Risk of sudden arrhythmic death is high in CHD patients without severe systolic dysfunction
Key Takeaways
Sudden cardiac death accounts for a “substantial proportion” of overall mortality among coronary heart disease (CHD) patients who don’t have severe systolic dysfunction—that is, patients who aren’t candidates for implantable cardioverter defibrillators (ICDs), according to results of a study in JAMA Cardiology.
“The majority of sudden and/or arrhythmic deaths (SAD) in patients with coronary heart disease occur in those without severe systolic dysfunction, for whom strategies for sudden death prevention are lacking,” wrote investigators co-led by Christine M. Albert, MD, MPH, director, Center for Arrhythmia Prevention, Divisions of Preventive and Cardiovascular Medicine, Brigham and Women’s Hospital, Boston, MA.
Sudden death accounts for 15% to 20% of deaths worldwide, and is frequently due to ventricular arrhythmias, Dr. Albert and colleagues noted. Implantable cardioverter defibrillators treat ventricular arrhythmias and improve survival in patients with CHD with symptomatic heart failure and a left ventricular ejection fraction (LVEF) less than 30% to 35%.
“Unfortunately, more than 70% of sudden deaths in coronary heart disease occur in individuals with LVEF greater than 35% who do not qualify for ICDs” under current clinical criteria, the authors wrote.
The aim of this study was to stratify the risk of SAD in this population and to identify which patients with CHD, but without severe systolic dysfunction, might benefit from ICD implantation to prevent sudden cardiac death. Investigators enrolled 5,761 participants (mean age 64 years; 76% male) with CHD and LVEF more than 35% (or LVEF of 30% to 35% and class I congestive heart failure) from 135 clinical sites in North America.
After accounting for competing causes of death, the cumulative 4-year incidence of SAD was 2.1% compared with a 7.7% incidence for non-arrhythmic (non-SAD) sudden deaths. The researchers defined sudden cardiac death as “a death or fatal cardiac arrest occurring within 1 hour of symptom onset without evidence for a noncardiac cause by history or autopsy.” They defined an arrhythmic death as “an abrupt spontaneous loss of pulse without evidence of preceding circulatory impairment or neurologic dysfunction.”
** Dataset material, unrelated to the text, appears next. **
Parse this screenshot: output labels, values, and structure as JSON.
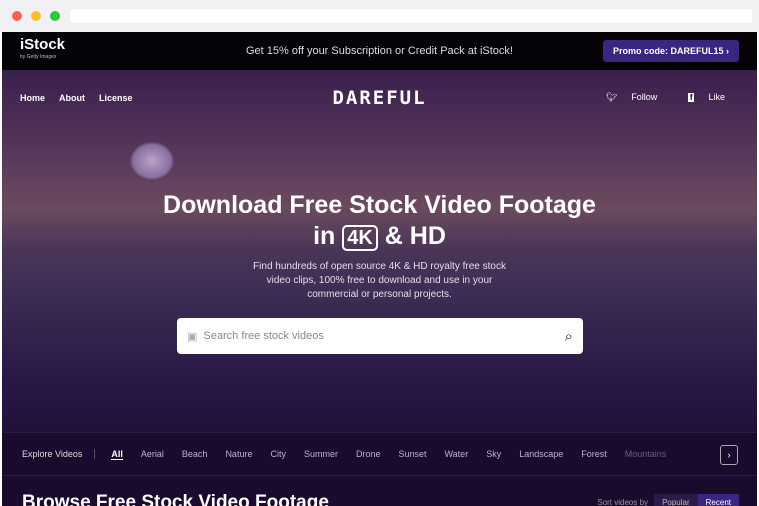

The proportion of deaths due to SAD varied widely, from 14% in patients with class II heart failure (18 of 131 deaths) to 49% in patients younger than 60 years (37 of 76 deaths).
The absolute risks of SAD were highest—about 5%—in those with the lowest LVEF (between 30% to 39%) and in those with the most advanced heart failure (class III/IV). However, “the cumulative incidence of non-SAD was similarly elevated in these latter high-risk subgroups,” the authors wrote.
These findings challenge the “contemporary paradigm” that stratifies SAD risk at an LVEF threshold of 35%, the investigators noted.
“In this study, SAD risk was continuously and inversely associated with LVEF, and further, the relative risk of SAD was greater than non-SAD in patients with an LVEF of 40% to 49%,” Dr. Albert and coauthors wrote. “Given that more than 70% of individuals experiencing sudden death have an LVEF greater than 35%, integration of a more continuous assessment of LVEF into future risk stratification efforts may improve SAD risk prediction.”
The researchers estimated how many lives could be saved by ICD implantation in certain subgroups in the study. In the group with the highest proportion of deaths due to SAD (49% in those younger than age 60), ICDs were projected to provide the greatest relative reduction in mortality (29%). However, the researchers acknowledged, this equated to ICD implantation in 83 patients to save 1 life.
The study did provide a foothold for better stratifying high-risk subgroups that might be targeted in future trials of SAD prevention. “Looking ahead, identification of markers that uniquely discriminate SAD from non-SAD will be required to maximize absolute and proportional risk in subpopulations targeted for sudden death prevention,” the authors wrote.
This research was supported by the National Heart, Lung, and Blood Institute, and by St. Jude Medical Inc. and St. Jude Medical Foundation.